Ma lo Stato non ci ha mai pensato - mai - al patrimonio artistico. Solo le dittature si danno la pena di cantierare orripilanti architetture autocelebrative. In tempi normali l’arte è una questione privata, per citare del tutto a sproposito un titolo di Fenoglio. Privata magari del principe o del duca, ma privata. Ed è lo stato stesso a considerarla tale se - come ha fatto più volte notare Philippe Daverio - ha spesso costretto i possessori di palazzi d’epoca a lasciarli andare in rovina per poter pagare le tasse. Allo stato non interessano i beni: le tasse che ci si possono metter sopra, quelle gli interessano. E quindi, prima ancora di pensare ai restauri, che pensasse a lasciare in piedi quelli che ci stanno con le loro gambe, non tartassando i loro proprietari ma considerandoli patrioti per la dedizione con cui mantengono il loro - cioè nostro - patrimonio. Mantenere è meglio che rifare come prevenire è meglio che combattere.
Ma una volta che il guaio sia stato fatto, e che dunque bisogna ripararlo, pensi lo Stato a quel che si è detto sopra, ossia che non c’è opera d’arte al mondo che non sia nata da una iniziativa privata.
E dunque, per mantenerne in vita tante quante fortunatamente ne abbiamo, non c’è che una via privilegiata: favorire la crescita di ricchezza della popolazione detassando il più possibile.
Provi, il Ministro Franceschini, a fare un giretto a Barga, in provincia di Lucca. Ci andava sempre il Pascoli - dalla vicina Castelvecchio - quando voleva sbronzarsi un po’ da Caprez. Barga ha un centro con meravigliosi palazzi: tutti risalenti all’epoca in cui il Granducato di Toscana ne aveva fatto una piccola Montecarlo. Venuto lo Stato unitario con la sua maniacale imposizione fiscale tutto il fervore si è spento. Ma ce ne sono mille di Barga, in Italia.

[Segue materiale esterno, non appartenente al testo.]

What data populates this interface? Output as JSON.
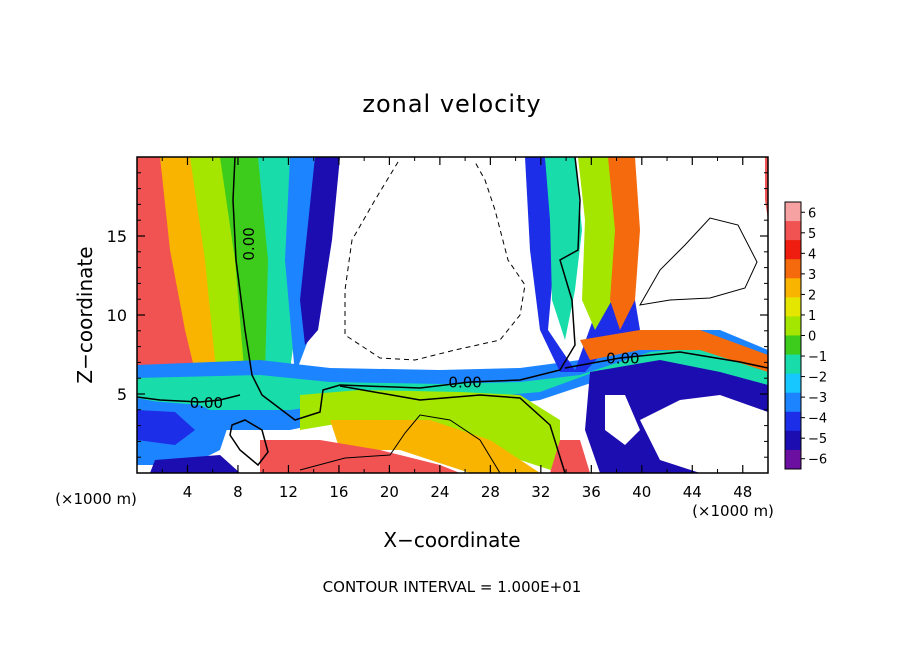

E dunque forza, restituiamo il patrimonio alle sue origini, ossia alla sua fonte primaria: lo scialo per la bellezza, l’investimento in stupore. Lo Stato, che ne è il beneficiario oltre che il custode, ne promuova la conoscenza e lo renda fonte di ispirazione per una rinascita dello sviluppo artistico del nostro paese, come del resto è sempre avvenuto nei secoli. Ha solo da guadagnarci: a Recanati farebbero ancora la fame come ai tempi, se non ci fosse stato il conte Giacomo a render la vita allegra a negozi di souvenir, proprietari di bar, alberghi e pizzerie. Raffaello e i suoi andavano a ispirarsi nelle “grotte” che altro non erano che le case dei patrizi romani sepolte da secoli (e preservate da questo interramento più che da ogni altra iniziativa in proposito). Artisti di mezza (anzi intera) Europa - da Turner a Rodin, per non parlare degli altri - hanno considerato il viaggio in Italia una tappa doverosa della loro formazione. Facciamo che questa abitudine riprenda. I Duchi di Urbino, di Mantova e Firenze sono oggi i Signori del Quadrilatero (della moda, s’intende), della Rete e del commercio globale. Perseguitarli non servirebbe ad altro che a far dell’Italia nostra una diffusa Pompei. L’iniziativa della Veneranda Fabbrica del Duomo di Milano, di avviare una sorta di “azionariato popolare” per veder rifiorire lo splendore delle guglie e delle volte potrebbe costituire un utile punto di riferimento per la normativa in proposito. E poi, chi ne ha di più, che ce lo metta.